During restoration work on a damaged floor at the Church of Saint-Philibert in Dijon, France, a stone slab was lifted, revealing a previously undocumented staircase. This hidden stairwell descended into a sealed burial vault untouched for over 400 years. Beneath this vault, archaeologists uncovered successive layers of tombs, sarcophagi, and ancient structures dating back more than a thousand years.
Constructed in the late 12th century, the church is the only remaining Romanesque edifice of its kind in Dijon. The floor repairs were prompted not by historical interest but due to structural damage caused by a poorly executed renovation in 1974, which had installed a heated concrete slab atop floors that had accumulated salt deposits over several centuries. When the slab was removed for inspection, the hidden staircase was revealed.

Experts from the French National Institute for Preventive Archaeological Research (INRAP) were called upon to investigate further. What began as an assessment of structural issues quickly evolved into an extensive excavation planned to reach depths of up to three meters.
Structural Damage Triggered by an Ill-Advised Renovation and Salt Accumulation
Following its deconsecration after the French Revolution, the church served as a salt storage facility during the 18th and 19th centuries, resulting in heavy salt infiltration into the building’s stonework. The salt itself was relatively inert until the 1974 renovation introduced a heated concrete slab, which caused repeated expansion and contraction of salt deposits, leading to cracking and deterioration of the church’s foundation over decades.
The removal of the heated slab to evaluate damage uncovered the hidden stairwell and set the stage for a remarkable archaeological exploration.

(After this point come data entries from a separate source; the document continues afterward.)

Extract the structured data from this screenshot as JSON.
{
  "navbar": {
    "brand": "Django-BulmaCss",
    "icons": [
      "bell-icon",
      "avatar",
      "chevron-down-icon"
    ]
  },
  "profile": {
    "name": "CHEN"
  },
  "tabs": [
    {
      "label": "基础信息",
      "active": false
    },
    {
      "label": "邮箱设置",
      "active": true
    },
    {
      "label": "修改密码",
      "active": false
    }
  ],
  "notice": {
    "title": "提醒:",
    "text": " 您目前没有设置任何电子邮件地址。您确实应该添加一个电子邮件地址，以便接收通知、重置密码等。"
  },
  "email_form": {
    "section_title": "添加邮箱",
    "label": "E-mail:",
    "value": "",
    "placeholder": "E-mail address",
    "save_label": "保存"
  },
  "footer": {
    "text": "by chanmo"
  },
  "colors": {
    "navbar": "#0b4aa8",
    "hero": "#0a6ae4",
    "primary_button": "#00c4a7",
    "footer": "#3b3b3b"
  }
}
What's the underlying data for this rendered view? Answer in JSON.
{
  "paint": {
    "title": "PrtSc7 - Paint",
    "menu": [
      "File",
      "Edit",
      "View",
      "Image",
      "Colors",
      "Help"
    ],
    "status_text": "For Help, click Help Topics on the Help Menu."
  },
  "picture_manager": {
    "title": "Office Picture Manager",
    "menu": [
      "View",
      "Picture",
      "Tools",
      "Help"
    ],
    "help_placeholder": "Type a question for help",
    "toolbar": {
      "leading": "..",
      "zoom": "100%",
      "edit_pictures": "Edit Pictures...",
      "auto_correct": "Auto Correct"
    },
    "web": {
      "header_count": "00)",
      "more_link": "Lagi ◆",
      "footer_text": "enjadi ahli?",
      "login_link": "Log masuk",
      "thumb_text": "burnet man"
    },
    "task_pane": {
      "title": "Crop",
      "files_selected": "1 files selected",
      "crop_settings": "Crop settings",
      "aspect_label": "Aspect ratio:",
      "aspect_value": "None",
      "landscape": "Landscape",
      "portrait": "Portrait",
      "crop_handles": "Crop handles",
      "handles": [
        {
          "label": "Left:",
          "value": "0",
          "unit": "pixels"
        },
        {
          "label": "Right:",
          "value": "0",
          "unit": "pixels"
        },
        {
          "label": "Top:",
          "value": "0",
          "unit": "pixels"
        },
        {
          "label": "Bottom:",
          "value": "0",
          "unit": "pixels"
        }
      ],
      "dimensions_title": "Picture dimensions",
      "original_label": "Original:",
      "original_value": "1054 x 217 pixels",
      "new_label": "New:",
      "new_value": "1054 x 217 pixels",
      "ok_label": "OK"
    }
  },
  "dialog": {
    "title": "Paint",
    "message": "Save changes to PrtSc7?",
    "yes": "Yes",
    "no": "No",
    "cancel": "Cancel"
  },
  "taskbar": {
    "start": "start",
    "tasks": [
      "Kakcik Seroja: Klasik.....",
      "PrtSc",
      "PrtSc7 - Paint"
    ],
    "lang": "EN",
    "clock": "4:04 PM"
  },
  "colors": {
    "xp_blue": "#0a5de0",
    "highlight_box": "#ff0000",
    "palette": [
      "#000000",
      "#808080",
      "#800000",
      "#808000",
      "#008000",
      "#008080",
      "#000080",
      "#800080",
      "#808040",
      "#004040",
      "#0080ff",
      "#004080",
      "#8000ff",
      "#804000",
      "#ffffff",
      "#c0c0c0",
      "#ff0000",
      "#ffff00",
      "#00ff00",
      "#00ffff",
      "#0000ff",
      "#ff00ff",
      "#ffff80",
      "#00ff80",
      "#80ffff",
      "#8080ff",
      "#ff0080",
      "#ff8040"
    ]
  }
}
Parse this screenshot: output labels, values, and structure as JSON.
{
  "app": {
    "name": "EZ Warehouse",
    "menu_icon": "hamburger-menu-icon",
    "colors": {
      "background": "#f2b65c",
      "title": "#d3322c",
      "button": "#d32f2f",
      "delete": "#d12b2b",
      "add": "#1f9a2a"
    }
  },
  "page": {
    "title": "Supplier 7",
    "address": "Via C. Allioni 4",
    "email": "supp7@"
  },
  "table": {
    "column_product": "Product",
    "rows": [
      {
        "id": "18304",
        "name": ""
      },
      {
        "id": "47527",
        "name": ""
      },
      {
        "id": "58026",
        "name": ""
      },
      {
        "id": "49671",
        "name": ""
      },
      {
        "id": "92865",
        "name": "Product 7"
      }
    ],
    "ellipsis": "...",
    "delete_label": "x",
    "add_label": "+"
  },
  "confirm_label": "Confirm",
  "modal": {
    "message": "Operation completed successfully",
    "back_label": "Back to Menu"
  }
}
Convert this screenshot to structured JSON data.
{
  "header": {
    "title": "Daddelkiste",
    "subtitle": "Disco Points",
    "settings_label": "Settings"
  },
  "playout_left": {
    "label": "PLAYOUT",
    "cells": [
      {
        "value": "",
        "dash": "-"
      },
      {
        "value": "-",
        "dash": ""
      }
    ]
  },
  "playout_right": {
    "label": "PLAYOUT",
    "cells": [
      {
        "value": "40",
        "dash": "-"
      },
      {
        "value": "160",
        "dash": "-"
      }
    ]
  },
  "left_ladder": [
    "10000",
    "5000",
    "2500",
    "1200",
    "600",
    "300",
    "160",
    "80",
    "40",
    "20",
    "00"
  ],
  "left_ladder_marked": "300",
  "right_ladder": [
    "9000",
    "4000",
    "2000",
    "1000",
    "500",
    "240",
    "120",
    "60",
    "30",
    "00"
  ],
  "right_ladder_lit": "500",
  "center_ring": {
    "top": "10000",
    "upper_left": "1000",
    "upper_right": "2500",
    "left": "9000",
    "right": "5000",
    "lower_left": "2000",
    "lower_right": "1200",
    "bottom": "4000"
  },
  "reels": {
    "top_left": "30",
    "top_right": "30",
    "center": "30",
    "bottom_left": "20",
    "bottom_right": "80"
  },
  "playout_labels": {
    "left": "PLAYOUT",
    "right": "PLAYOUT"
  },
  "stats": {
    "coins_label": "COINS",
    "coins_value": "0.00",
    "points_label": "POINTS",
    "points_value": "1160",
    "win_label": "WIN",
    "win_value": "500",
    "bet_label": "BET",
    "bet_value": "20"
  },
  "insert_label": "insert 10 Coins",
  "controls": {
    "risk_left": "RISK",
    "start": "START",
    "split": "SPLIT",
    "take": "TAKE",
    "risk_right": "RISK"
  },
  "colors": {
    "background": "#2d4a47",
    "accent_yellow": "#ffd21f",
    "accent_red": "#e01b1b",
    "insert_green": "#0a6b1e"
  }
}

Entrusting the task to INRAP archaeologists proved decisive. The deeper the team explored, the more unexpected finds emerged. What began as a routine repair exposed more than a thousand years of layered history beneath the church floor.
Communal Burial Practices Reflecting Past Crises
The newly found staircase opened onto a sealed burial chamber located in the church’s transept, dated by INRAP to the 15th or 16th century. This vault contained the remains of children and adults interred in wooden coffins. Over time, older bones were shifted aside within the coffins to accommodate new burials, a practice typical of communal vaults from that era.
The majority of the buried were adults wrapped in burial shrouds. “Very few artifacts accompanied the burials aside from occasional coins and two rosaries,” INRAP reported. The vault measured approximately nine feet deep and included six recovered sarcophagi.

The burial density and configuration suggested to some experts the possibility of these interments resulting from a major event like a famine or epidemic. However, INRAP presented this only as a hypothesis pending further study of the remains.
Additionally, the church’s nave yielded coffins dated between the 14th and 18th centuries, all aligned east-west and containing minimal grave goods, confirming that Saint-Philibert functioned as an ongoing burial site for centuries prior to its closure.
Unearthing Sarcophagi and Layers of City History
The burial vault itself was not the oldest discovery. Beneath these 15th-16th century remains, archaeologists found stone slab tombs dating from the 11th to 13th centuries, predating the existing Romanesque church. Below those were six sarcophagi believed to be from the Merovingian period (6th to 8th centuries), with some possibly originating even earlier.
Architectural features identified at the site, including walls built using opus spicatum — a characteristic herringbone masonry technique — indicate that a 10th-century structure once stood here. INRAP speculated the site might have been a religious location even before the current church, continuing a typical pattern across Europe where new sacred buildings were constructed atop earlier ones.

A collection of ancient sarcophagi estimated to be roughly 1,500 years old was found to have been positioned inside structures used between Late Antiquity and the Early Middle Ages, according to INRAP. This transitional epoch remains incompletely understood, and the site provides a rare continuous historical sequence from the 6th century through the modern day.
The planned three-meter excavation revealed multiple layers of habitation and burial across diverse historical periods, each reflecting distinct communities and architectural phases in central Dijon.
A Millennia-Long Chronicle Unearthed Beneath a Single Church
The excavation is ongoing as per INRAP’s latest updates. Researchers are focused on cataloging, conserving, and interpreting the rich vertical archaeological record uncovered. Despite the church’s centuries of transformations and damage, it now stands as a continuous historical archive stretching back at least to the 6th century, possibly earlier to Roman times.
The Merovingian sarcophagi and earlier architectural remnants add previously unknown dimensions to Dijon’s history. INRAP emphasized that very few European sites provide such an unbroken stratigraphy from Late Antiquity to the present within a compact area.
INRAP confirmed that their investigation uncovered remains spanning from Late Antiquity through modern times within the planned excavation depth, with work still underway at Saint-Philibert.